On Thursday morning, call sheet complete, Fry then puts together the wristbands for Carter and others that contain the plays and codes. He also will take time to read through all the plays on the sheet with someone to make certain everything matches.
On Friday morning, Fry selects his block of nine starter plays, then it’s time to print and laminate the call sheet. Polk will often walk through those nine plays at some point Friday afternoon.
The work from Sunday to Friday in developing the game plan is handled by the coaching staff, but there are assignments for players as well. Fry often gives players a sheet of six boxes, each box devoted to a play that will be run that week.
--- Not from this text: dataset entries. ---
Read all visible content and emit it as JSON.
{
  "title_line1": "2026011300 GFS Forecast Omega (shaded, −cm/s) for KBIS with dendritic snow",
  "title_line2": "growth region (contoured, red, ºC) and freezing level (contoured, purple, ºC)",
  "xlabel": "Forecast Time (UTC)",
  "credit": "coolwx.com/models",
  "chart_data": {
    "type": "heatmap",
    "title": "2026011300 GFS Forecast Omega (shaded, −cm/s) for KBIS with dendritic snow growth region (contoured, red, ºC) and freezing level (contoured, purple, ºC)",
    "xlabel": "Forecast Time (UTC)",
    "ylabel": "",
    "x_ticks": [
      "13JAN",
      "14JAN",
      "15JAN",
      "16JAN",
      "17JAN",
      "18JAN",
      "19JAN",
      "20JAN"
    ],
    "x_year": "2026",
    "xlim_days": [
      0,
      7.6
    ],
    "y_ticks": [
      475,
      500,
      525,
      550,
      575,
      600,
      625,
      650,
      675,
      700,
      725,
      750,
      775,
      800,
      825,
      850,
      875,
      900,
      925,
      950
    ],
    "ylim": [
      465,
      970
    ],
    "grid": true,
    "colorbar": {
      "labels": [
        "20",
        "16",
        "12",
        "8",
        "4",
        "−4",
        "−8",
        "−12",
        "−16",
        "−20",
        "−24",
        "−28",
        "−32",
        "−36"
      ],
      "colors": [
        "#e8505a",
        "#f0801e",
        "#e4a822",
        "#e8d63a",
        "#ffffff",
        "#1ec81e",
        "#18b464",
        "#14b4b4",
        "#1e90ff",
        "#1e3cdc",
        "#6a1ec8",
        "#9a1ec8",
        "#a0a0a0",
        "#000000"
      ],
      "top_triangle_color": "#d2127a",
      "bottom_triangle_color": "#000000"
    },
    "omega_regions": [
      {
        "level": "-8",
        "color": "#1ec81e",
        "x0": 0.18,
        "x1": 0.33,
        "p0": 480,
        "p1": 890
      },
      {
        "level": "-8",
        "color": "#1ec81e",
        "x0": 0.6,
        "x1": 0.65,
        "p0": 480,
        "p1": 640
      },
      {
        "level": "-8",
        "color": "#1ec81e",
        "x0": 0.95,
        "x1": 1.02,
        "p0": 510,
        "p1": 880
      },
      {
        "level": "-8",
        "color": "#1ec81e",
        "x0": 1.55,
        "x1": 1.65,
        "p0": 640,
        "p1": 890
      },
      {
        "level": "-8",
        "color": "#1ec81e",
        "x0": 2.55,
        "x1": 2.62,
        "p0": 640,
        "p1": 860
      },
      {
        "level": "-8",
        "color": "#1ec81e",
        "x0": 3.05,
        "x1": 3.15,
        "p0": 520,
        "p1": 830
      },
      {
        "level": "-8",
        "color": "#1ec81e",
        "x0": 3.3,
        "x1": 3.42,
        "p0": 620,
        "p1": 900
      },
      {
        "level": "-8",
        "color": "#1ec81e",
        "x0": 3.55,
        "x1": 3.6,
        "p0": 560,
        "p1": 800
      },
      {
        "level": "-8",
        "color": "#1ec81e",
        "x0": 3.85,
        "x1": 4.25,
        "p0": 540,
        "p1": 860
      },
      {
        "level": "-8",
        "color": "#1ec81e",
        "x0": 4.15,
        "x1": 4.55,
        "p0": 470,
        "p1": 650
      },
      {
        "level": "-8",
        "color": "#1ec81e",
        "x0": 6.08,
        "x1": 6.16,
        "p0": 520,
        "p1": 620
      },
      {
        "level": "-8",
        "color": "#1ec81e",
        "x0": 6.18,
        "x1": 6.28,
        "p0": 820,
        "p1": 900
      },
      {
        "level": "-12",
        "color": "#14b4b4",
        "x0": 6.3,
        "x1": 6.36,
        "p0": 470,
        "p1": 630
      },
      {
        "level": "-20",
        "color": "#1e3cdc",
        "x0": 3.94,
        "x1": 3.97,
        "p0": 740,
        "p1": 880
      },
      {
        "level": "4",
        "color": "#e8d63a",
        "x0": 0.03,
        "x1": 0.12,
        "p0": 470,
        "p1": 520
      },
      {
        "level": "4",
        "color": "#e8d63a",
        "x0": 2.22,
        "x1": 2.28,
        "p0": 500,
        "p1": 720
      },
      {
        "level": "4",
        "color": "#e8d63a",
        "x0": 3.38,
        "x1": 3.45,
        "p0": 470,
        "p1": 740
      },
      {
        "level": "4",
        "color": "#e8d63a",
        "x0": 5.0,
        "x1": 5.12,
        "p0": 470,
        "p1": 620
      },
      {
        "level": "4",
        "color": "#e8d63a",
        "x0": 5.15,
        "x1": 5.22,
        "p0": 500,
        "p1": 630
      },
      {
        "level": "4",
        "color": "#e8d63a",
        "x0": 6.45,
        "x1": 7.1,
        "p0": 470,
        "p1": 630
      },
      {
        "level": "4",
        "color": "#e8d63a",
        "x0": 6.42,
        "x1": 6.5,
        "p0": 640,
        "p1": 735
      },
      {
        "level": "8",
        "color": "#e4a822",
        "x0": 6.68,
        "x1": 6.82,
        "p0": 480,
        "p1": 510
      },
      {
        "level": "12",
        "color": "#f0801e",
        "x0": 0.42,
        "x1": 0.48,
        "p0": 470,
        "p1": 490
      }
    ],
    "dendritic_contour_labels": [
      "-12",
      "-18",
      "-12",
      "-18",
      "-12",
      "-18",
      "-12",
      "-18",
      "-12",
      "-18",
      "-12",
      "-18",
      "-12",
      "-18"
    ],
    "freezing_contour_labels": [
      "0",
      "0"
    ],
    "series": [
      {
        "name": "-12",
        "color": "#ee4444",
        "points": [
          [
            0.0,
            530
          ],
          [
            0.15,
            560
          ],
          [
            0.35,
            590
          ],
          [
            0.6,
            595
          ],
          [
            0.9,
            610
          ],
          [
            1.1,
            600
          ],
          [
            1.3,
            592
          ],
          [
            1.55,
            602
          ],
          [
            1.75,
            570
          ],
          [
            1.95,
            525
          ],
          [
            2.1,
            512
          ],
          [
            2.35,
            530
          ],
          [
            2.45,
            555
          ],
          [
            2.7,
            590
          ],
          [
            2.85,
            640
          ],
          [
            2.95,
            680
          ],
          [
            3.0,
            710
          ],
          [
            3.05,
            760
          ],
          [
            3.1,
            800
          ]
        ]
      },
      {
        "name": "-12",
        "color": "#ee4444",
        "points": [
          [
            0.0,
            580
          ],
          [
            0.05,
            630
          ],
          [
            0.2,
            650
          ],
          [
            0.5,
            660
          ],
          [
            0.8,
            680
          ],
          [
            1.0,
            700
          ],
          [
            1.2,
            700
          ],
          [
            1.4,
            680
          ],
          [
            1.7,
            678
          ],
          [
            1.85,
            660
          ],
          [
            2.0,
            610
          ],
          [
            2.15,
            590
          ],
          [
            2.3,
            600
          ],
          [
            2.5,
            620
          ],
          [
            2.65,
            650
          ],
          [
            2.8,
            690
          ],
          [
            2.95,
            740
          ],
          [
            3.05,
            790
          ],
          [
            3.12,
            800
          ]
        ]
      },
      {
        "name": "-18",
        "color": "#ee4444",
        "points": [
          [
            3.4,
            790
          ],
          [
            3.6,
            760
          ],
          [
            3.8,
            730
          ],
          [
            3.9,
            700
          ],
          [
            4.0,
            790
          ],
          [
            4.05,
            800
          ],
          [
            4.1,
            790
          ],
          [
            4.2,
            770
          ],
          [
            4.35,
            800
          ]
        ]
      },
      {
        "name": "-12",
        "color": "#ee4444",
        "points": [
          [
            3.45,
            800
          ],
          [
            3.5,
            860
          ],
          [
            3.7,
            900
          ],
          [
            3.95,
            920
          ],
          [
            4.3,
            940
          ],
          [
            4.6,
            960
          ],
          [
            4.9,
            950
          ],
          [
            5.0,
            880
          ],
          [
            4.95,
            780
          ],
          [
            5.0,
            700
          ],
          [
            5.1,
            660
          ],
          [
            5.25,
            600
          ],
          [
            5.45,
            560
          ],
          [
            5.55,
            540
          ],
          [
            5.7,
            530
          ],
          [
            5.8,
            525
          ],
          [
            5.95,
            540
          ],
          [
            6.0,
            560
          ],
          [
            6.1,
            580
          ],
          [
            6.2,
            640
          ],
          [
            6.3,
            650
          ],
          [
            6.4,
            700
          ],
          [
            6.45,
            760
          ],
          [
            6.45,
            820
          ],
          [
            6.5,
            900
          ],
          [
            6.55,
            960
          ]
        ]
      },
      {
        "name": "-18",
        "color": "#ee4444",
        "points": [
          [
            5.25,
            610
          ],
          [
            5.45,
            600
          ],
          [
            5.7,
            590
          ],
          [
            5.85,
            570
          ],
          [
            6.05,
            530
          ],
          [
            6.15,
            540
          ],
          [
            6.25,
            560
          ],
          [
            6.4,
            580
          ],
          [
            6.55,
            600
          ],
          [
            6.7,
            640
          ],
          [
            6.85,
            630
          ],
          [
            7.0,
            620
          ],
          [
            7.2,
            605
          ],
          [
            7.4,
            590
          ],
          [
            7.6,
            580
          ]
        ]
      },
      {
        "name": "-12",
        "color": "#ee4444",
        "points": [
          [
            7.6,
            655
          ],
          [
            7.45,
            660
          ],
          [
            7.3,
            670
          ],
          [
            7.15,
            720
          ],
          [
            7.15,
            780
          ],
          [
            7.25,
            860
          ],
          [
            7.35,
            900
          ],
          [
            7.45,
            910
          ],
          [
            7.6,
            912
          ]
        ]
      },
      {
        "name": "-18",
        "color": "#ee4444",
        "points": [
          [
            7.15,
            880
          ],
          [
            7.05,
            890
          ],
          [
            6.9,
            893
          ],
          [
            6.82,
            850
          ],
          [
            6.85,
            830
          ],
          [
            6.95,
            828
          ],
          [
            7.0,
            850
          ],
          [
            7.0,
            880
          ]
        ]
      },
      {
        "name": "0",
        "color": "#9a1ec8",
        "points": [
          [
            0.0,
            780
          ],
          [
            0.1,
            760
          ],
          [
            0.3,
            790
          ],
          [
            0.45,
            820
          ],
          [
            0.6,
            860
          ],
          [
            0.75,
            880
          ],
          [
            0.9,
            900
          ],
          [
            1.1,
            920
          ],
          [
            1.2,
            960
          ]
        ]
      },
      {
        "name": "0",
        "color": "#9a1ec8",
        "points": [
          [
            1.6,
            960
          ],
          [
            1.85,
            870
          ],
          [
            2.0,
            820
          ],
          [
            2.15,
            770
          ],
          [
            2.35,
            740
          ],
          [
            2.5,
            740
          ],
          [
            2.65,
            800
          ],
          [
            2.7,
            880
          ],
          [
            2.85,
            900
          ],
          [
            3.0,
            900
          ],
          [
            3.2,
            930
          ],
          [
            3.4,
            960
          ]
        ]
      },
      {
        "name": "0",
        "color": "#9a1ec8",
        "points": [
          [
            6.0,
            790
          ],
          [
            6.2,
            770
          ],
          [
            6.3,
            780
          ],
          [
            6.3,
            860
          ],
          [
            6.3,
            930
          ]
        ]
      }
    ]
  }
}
“A lot of times those aren’t new,” he said. “It just may be a new wrinkle of how we’re running it or window dressing or hey, we’re going to run it out of this formation or we’re going to do it through this motion.
“A lot of times it’s just carryover for the (offensive) line. I don’t want to change a bunch of blocking schemes. The receivers probably get a new play or new wrinkle once a week, maybe twice earlier in the season.
“I’m at a place now where I feel like we have enough stuff in our offense that I can pull from and window dress or run the exact same play out of several different looks. Because of the way our formations are set up, I can call spread formation probably six or seven different ways, but have guys in different spots just by changing a verb or a word. We have a lot of good stuff, so let’s just keep pulling from there.”
Game nights begin and Fry will hope his nine plays produce early points. Sometimes game situations mean he has to stray from those nine plays, but he always returns to them at some point each evening. “Those were plays I liked early on, let’s come back to them,” he said.
And, hoepfully, those plays and the others on the sheet will produce yardage, points and a Polk County win.
“I enjoy the coaching and getting kids better,” Fry said. “But I enjoy the strategy and game planning. We got to do this in college, but it was in between recruiting phone calls and staff meetings and compliance meetings. And then it was 10:30 at night.
“This is definitely a part I enjoy and enjoy doing the implementation of it. And then when it works, that’s really the joy in it.”